Sean had come out of the shower, all wet hair and lean muscle packed into track pants and a clean T-shirt, and she’d stayed on her side of the couch as promised. He smelled unbelievably good, and he looked even better, but whatever. She’d shamed herself enough for one decade. She would make the first move again when hell froze over—and even then, she’d pick Beelzebub over Sean. The devil probably wasn’t too choosy about his sex partners.
It had taken more than an hour for the sick rush of shame in her veins to subside, the knot in her stomach to loosen and relax in a wash of wine. But now, sitting beside Sean in the darkened room, she felt okay again. Almost okay. Kind of wrung out, her eyes squinty and aching as if she’d been crying, but fine.
She would survive.
The disappointing thing was that she could see, in the wake of discovering she wasn’t going to get sex, that her interest in Sean wasn’t entirely about sex. She wanted to know what his deal was, what made him tick. Like the whole thing with having a company in California that he planned to go back to. He’d been in Camelot for months already. He worked for Caleb. Did Caleb know? What was the story there?
And the on-again, off-again stutter. She couldn’t figure it out.
Such an old, bad habit of hers, trying to figure everybody out. What made them tick, how she could make them confide in her. What they needed and whether she could give it to them. Useful when she’d been a bartender and when she needed to put Wild Ride clients at ease, but it wouldn’t get her anywhere in her efforts to become her best self.
Whatever. Her best self could have the night off. A woman could handle only so much defeat without taking some time to recuperate. In the meantime, she’d default to the old Katie and indulge her curiosity.
“Hey, Sean?” she asked when the movie went to a commercial break.
“Yeah?”
“Can I ask you something?”
“You already are.”
“You stopped stuttering.”
Silently, he stared at the screen, and she knew she’d put her foot in it. She could never figure out if it was okay to come right out and say something about stuff like this—to be verbally curious about people with scars or wheelchairs or disabilities—or if it was unforgivably rude. Was stuttering even a disability?
If it was bad enough, surely. If people treated you like a pariah because of it. But Sean wasn’t a pariah, he was hot. And she was curious.
“Sean?”
“That wasn’t a question.”
“Fine. Did you stop stuttering because you’re drunk?”
“I’m not drunk.”
When he didn’t say anything else, she tucked her feet under her and twisted back toward the screen. “Forget I said anything.”

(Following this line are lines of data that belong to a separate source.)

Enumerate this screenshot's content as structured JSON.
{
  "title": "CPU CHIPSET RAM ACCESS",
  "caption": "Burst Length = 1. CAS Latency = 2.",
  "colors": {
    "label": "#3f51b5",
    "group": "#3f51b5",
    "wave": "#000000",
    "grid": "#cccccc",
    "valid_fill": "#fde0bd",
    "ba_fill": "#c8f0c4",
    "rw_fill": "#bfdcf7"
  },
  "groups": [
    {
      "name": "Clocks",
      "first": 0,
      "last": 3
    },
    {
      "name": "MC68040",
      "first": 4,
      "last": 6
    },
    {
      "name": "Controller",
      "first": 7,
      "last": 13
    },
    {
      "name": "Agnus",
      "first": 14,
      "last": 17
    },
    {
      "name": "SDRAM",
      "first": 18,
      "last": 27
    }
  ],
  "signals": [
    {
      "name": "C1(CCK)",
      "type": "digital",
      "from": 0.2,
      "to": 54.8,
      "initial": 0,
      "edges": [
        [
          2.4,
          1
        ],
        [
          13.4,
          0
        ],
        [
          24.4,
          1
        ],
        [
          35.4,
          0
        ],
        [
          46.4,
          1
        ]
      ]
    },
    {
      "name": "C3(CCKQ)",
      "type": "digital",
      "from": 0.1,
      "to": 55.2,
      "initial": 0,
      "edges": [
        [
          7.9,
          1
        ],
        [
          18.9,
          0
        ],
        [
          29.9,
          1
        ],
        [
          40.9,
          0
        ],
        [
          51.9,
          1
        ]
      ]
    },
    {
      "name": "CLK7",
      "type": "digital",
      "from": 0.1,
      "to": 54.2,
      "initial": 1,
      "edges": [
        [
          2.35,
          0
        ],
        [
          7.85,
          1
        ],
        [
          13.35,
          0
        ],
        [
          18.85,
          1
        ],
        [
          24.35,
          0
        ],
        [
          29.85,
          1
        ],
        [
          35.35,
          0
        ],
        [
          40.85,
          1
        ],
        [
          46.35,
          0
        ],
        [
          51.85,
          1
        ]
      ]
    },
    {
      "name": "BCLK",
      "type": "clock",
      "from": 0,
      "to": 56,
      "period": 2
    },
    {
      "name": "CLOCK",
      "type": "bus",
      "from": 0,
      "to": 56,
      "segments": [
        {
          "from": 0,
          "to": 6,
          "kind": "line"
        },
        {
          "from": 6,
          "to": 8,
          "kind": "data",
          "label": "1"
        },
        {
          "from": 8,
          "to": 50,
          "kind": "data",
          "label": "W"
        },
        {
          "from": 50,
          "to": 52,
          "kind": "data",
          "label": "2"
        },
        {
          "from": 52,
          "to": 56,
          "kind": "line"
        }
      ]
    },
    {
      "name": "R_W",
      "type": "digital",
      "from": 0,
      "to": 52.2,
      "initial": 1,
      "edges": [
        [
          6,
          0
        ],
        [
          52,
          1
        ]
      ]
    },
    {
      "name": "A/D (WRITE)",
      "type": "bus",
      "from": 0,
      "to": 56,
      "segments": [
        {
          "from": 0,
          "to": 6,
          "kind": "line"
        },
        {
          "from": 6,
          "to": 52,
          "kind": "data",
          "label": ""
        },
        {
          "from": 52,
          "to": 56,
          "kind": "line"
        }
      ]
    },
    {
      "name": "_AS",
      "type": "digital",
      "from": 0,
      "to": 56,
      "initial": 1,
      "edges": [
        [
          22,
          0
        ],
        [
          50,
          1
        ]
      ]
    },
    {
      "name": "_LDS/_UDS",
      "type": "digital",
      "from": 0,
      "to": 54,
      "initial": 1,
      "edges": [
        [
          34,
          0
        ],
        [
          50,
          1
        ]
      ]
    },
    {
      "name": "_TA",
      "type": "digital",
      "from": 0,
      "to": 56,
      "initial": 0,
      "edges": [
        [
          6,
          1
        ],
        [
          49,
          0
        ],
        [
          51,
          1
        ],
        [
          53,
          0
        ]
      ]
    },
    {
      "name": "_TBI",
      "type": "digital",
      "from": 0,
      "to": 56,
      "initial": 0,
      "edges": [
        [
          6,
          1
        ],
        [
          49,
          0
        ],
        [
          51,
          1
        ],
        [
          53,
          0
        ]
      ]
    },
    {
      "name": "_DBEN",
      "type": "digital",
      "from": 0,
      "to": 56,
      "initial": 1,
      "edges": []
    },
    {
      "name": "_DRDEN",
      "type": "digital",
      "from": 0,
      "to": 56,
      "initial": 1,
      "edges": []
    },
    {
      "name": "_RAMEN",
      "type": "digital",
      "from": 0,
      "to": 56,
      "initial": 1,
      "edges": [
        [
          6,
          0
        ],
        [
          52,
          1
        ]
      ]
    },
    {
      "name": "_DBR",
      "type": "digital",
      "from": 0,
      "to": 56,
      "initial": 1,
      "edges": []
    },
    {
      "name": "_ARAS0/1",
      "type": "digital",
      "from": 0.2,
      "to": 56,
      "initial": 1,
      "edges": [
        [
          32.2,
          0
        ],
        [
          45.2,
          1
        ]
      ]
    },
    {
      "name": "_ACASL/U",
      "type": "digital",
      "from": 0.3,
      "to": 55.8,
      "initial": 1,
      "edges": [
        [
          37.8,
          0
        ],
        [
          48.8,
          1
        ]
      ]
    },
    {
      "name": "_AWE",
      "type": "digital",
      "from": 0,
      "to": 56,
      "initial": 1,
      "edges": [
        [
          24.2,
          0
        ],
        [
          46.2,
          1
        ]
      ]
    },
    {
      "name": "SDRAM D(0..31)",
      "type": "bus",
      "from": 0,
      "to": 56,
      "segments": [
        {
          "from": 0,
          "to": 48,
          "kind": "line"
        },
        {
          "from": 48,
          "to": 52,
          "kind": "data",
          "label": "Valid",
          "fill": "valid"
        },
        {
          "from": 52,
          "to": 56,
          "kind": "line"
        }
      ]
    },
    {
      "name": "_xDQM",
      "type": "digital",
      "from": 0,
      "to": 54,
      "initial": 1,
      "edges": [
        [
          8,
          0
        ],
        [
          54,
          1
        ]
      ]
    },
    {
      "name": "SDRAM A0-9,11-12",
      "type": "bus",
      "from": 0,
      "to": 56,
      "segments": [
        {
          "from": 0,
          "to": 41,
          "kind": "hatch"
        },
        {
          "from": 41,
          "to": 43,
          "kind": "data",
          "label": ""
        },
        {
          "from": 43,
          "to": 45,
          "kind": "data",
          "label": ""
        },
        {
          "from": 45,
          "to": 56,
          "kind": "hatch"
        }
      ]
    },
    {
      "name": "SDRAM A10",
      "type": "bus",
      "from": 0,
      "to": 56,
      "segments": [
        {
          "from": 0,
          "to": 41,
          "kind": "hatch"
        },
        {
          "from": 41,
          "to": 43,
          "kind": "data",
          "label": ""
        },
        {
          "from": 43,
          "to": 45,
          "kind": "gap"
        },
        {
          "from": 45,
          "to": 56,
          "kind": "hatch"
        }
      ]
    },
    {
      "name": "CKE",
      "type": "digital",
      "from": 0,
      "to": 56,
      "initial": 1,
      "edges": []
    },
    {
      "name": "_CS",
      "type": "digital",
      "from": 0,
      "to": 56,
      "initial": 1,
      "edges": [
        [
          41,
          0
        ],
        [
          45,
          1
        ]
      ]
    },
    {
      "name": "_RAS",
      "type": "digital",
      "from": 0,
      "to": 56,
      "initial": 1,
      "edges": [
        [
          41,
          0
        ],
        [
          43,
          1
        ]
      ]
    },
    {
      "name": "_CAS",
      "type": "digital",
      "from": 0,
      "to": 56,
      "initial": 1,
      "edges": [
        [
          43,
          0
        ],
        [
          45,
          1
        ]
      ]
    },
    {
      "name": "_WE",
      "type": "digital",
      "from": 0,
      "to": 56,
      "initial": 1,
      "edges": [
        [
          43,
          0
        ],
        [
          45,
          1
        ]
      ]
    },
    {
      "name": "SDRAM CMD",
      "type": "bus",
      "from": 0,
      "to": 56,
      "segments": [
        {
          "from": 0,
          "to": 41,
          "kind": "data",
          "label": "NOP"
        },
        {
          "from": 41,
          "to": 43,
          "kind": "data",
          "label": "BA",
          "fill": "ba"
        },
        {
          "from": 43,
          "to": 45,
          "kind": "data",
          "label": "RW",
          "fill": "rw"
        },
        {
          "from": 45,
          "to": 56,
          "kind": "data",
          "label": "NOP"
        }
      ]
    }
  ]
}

Sean sighed. “No. It’s ffine. Ask awuh-way.”
But now she’d made him conscious of it, and he was stuttering again. Which made her even more curious. “Sorry. It’s just … sometimes you do, and sometimes you don’t, and I don’t know. I thought it was me, at first, because you said you only stutter around some people, but it can’t be me all the time. Is it when you’re nervous or something?”
He exhaled, a drawn-out, exhausted sound, and she wished she’d kept her trap shut. “It’s not you.”
“Sorry, really. I’ll shut up. You don’t have to—”
“Actually, it is yuh-you,” he interrupted. “P-partly. But it’s n-not your ffault. I c-can’t say your name, okay? In my head, I hear it, and I know if I try to say it out loud, I’m going to sstutter on the hard k ssound, and it’ll never c-come out. So I don’t even try.”
She hadn’t noticed, but now that she thought about it, he’d only ever called her Clark. Leadfoot. And one time, sweetheart. Never Katie. Though “Clark” and “Katie” started with exactly the same sound.
“You know that p-pretty much everybody stutters sometimes?” he asked. “Especially kids. Kids stutter all the t-time. One-second delays in speech. Half a second. Slight p-pauses. It’s so normal, we don’t even notice it.”
He stared at the screen. His fingers were wrapped around his mug, and he lounged against the couch with one arm tossed casually over the back, but nothing about him looked relaxed. He looked tight. Tense.
“My mom didn’t notice I sstuttered more than n-normal until I was three or four, and then the pediatrician t-told her it would go away when I got older. When I started school, though, the other kids made ffun of me for it, and I c-came home to my m-mom in tears one day. She told me, ‘Sean, there’s nothing wrong with the way you t-t-talk. You’re smarter than those k-k-kids, and you’re going to g-g-grow up to do in-c-credible things, so don’t wuh-worry about it.’ ”
Sean’s mother had been proud of him. Everybody in Camelot knew that. It was actually almost all Katie had known about him. His mom was the new tenth-grade English teacher, they’d moved from Zanesville right before freshman year, they lived over on Wiggin Street, and he was so smart, he was practically Einstein.
“I thought when she said there was nuh-nothing wrong with how I talked, she meant it was okay to ssstutter. It took me a few years to figure out she literally thought there was nothing wrong. Or at least, that’s wuh-what she pretended to think. Like she couldn’t even hear it.”